Aint Noise Pollution

AC/DC is the quintessential dude's band—a loud, noisy, simplistic, quintessentially teenage dude band. I learned just about everything I know about the fairer sex—i.e., what they're good for and how to treat them—from the wisdom and wit of AC/DC. Like, “I'm just a-giving the dog a bone!” Or, “Let me put my love into you, babe! Let me cut your cake with my knife!” Their lyrics are rife with violence, sexual degradation, misogyny, and all those pathological dreams and urges that—as long as they're nothing but fantasies, you pervos—are quite all right in a rock N roll context. That's the hallmark of the dude band. So what on earth are five women from the grunge-y Pacific Northwest doing touring the country as an AC/DC tribute band called Hell's Belles?

Apparently, having the time of their lives.

“This is the best job I've ever had,” says guitarist Adrian “Angus” Conner the day after playing a rather memorable gig at a biker rally near Billings, Montana.

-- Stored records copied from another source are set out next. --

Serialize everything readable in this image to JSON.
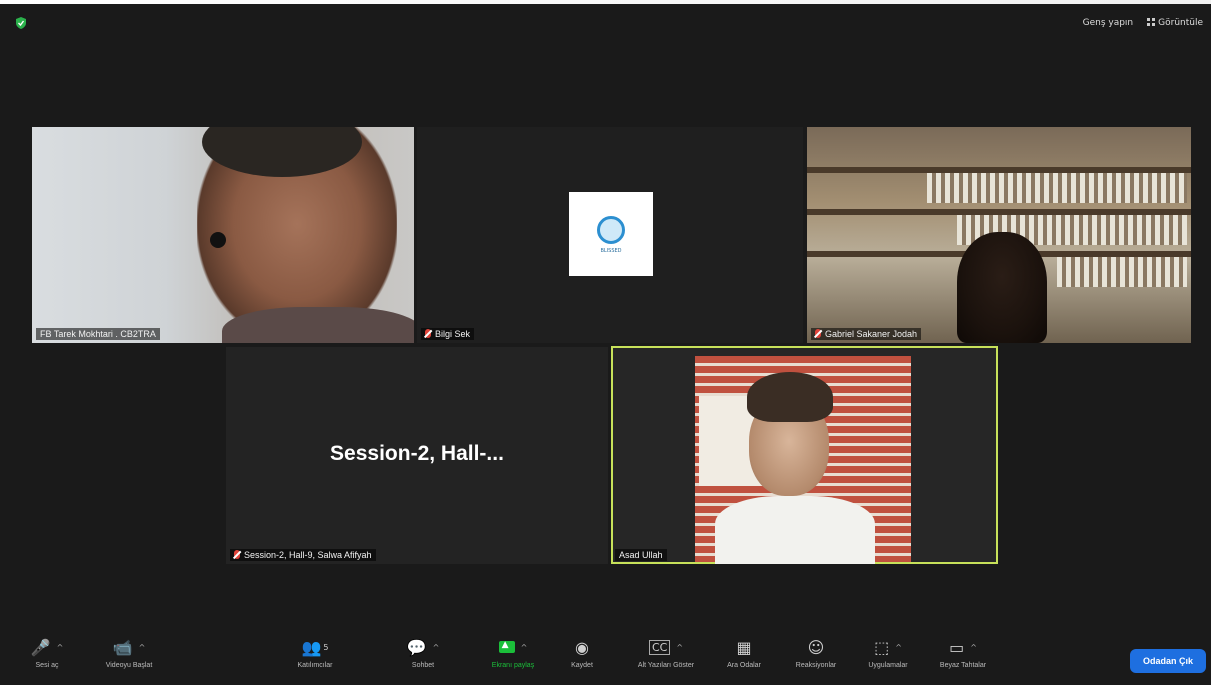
{
  "topbar": {
    "fullscreen_label": "Genş yapın",
    "view_label": "Görüntüle"
  },
  "tiles": [
    {
      "name": "FB Tarek Mokhtari . CB2TRA"
    },
    {
      "name": "Bilgi Sek"
    },
    {
      "name": "Gabriel Sakaner Jodah"
    },
    {
      "name": "Session-2, Hall-9, Salwa Afifyah",
      "title_text": "Session-2,  Hall-..."
    },
    {
      "name": "Asad Ullah"
    }
  ],
  "logo_text": "BLISSED",
  "toolbar": {
    "audio": "Sesi aç",
    "video": "Videoyu Başlat",
    "participants": "Katılımcılar",
    "participants_count": "5",
    "chat": "Sohbet",
    "share": "Ekranı paylaş",
    "record": "Kaydet",
    "captions": "Alt Yazıları Göster",
    "breakout": "Ara Odalar",
    "reactions": "Reaksiyonlar",
    "apps": "Uygulamalar",
    "whiteboard": "Beyaz Tahtalar",
    "leave": "Odadan Çık"
  },
  "colors": {
    "active_speaker_border": "#c7e15a",
    "share_green": "#1bbf3a",
    "leave_blue": "#1e6fe0",
    "mute_red": "#e0443a"
  }
}
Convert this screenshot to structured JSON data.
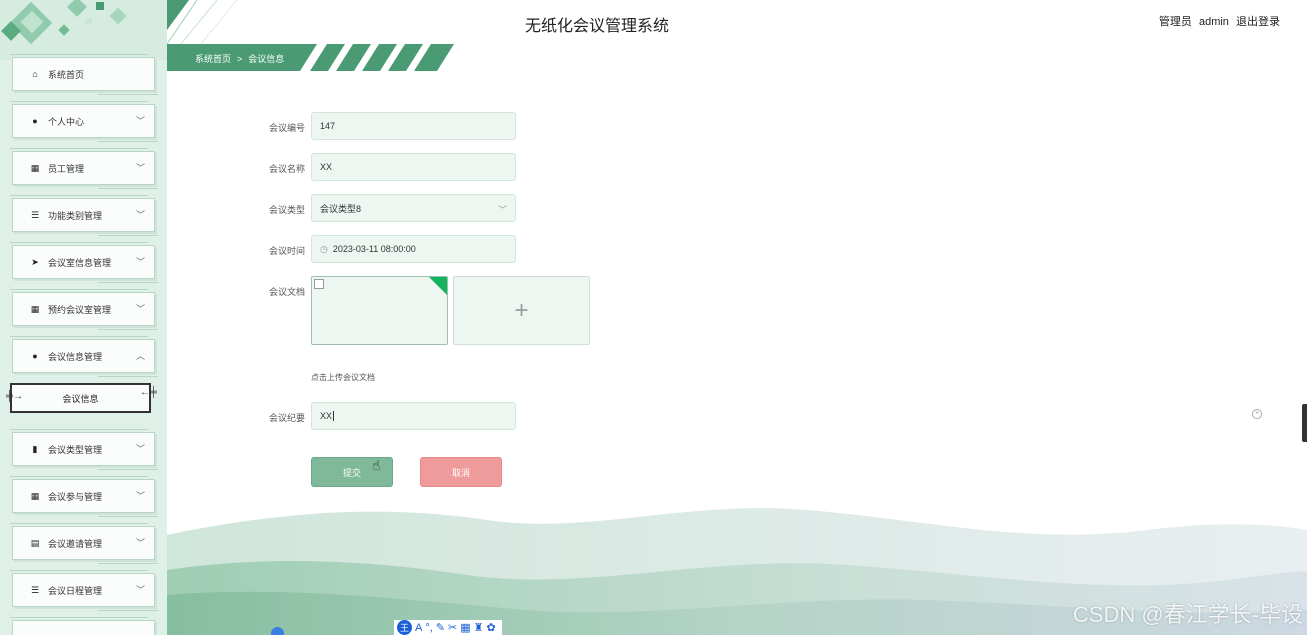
{
  "header": {
    "title": "无纸化会议管理系统",
    "role": "管理员",
    "username": "admin",
    "logout": "退出登录"
  },
  "breadcrumb": {
    "home": "系统首页",
    "separator": ">",
    "current": "会议信息"
  },
  "sidebar": {
    "items": [
      {
        "label": "系统首页",
        "icon": "home-icon",
        "has_arrow": false
      },
      {
        "label": "个人中心",
        "icon": "user-icon",
        "has_arrow": true
      },
      {
        "label": "员工管理",
        "icon": "grid-icon",
        "has_arrow": true
      },
      {
        "label": "功能类别管理",
        "icon": "list-icon",
        "has_arrow": true
      },
      {
        "label": "会议室信息管理",
        "icon": "send-icon",
        "has_arrow": true
      },
      {
        "label": "预约会议室管理",
        "icon": "grid-icon",
        "has_arrow": true
      },
      {
        "label": "会议信息管理",
        "icon": "user-icon",
        "has_arrow": true,
        "expanded": true
      },
      {
        "label": "会议类型管理",
        "icon": "bar-chart-icon",
        "has_arrow": true
      },
      {
        "label": "会议参与管理",
        "icon": "grid-icon",
        "has_arrow": true
      },
      {
        "label": "会议邀请管理",
        "icon": "document-icon",
        "has_arrow": true
      },
      {
        "label": "会议日程管理",
        "icon": "list-icon",
        "has_arrow": true
      }
    ],
    "sub_item": "会议信息"
  },
  "form": {
    "meeting_no": {
      "label": "会议编号",
      "value": "147"
    },
    "meeting_name": {
      "label": "会议名称",
      "value": "XX"
    },
    "meeting_type": {
      "label": "会议类型",
      "value": "会议类型8"
    },
    "meeting_time": {
      "label": "会议时间",
      "value": "2023-03-11 08:00:00"
    },
    "meeting_doc": {
      "label": "会议文档",
      "hint": "点击上传会议文档",
      "add": "+"
    },
    "meeting_summary": {
      "label": "会议纪要",
      "value": "XX"
    },
    "submit": "提交",
    "cancel": "取消"
  },
  "watermark": "CSDN @春江学长-毕设",
  "colors": {
    "primary_green": "#4a9a74",
    "submit_bg": "#7fb99a",
    "cancel_bg": "#ef9b9b",
    "sidebar_bg": "#dff0e8"
  }
}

“Usually when we play, everyone comes right onstage, screaming through the songs,” she says. “[But last night] the women got close and danced, but the guys just kind of stood back there. They watched and clapped but didn't really participate. I think they were really tripped out that we were chicks and have a black singer.”

So, yeah, Hell's Belles is a little different from the original. But they've kept all the most important things intact: while AC/DC did its whole satanic, night-stalking, sexual-predatory posturing with tongue firmly in cheek, the band took its music very seriously. As does Hell's Belles. According to Conner, Hell's Belles is all about having fun, but these chicks aren't parodying AC/DC in the slightest. And don't you dare call them a cover band.

“We're a tribute band,” Conner says. “This is timeless music that just rocks. We know the history, we dress up like them, and we try to get as crazy as possible onstage. We do get a lot of people coming out wondering if we can really do it, and it is kind of a novelty because the whole rock thing is so male-dominated. But everyone walks away respecting us for what we're doing.”

Conner says the band can play just about all the AC/DC faves note for note. But they don't sound just like the records. And really, not many sane human beings can match the raspy intensity of the Bon Scott/Brian Johnson vocal juggernaut, so Hell's Belles lead singer Om Johari doesn't try. Instead, as the Seattle Union Record wrote, “rather than trying to mimic those legendary rock vocals, Johari belts [it] out Tina Turner-style—quite different, but no less gutsy and exciting.”

Too bad you won't hear any recordings of Hell's Belles. To record someone else's song, you need permission. So playing live is what this band is all about—and by all accounts, those live shows are something to see.

“It usually always gets rowdy,” says Conner. “When things don't get rowdy is when it's weird.”

So how rowdy do things get?

“Sometimes guys will get up onstage, and the singer has to beat them off the stage. And the old Angus got hit in the head once with a battery.”

Hold up, please. Is that guys being beaten off the stage, or beaten off onstage?

“The guy gets up there,” says Conner, “and the singer beats him up.”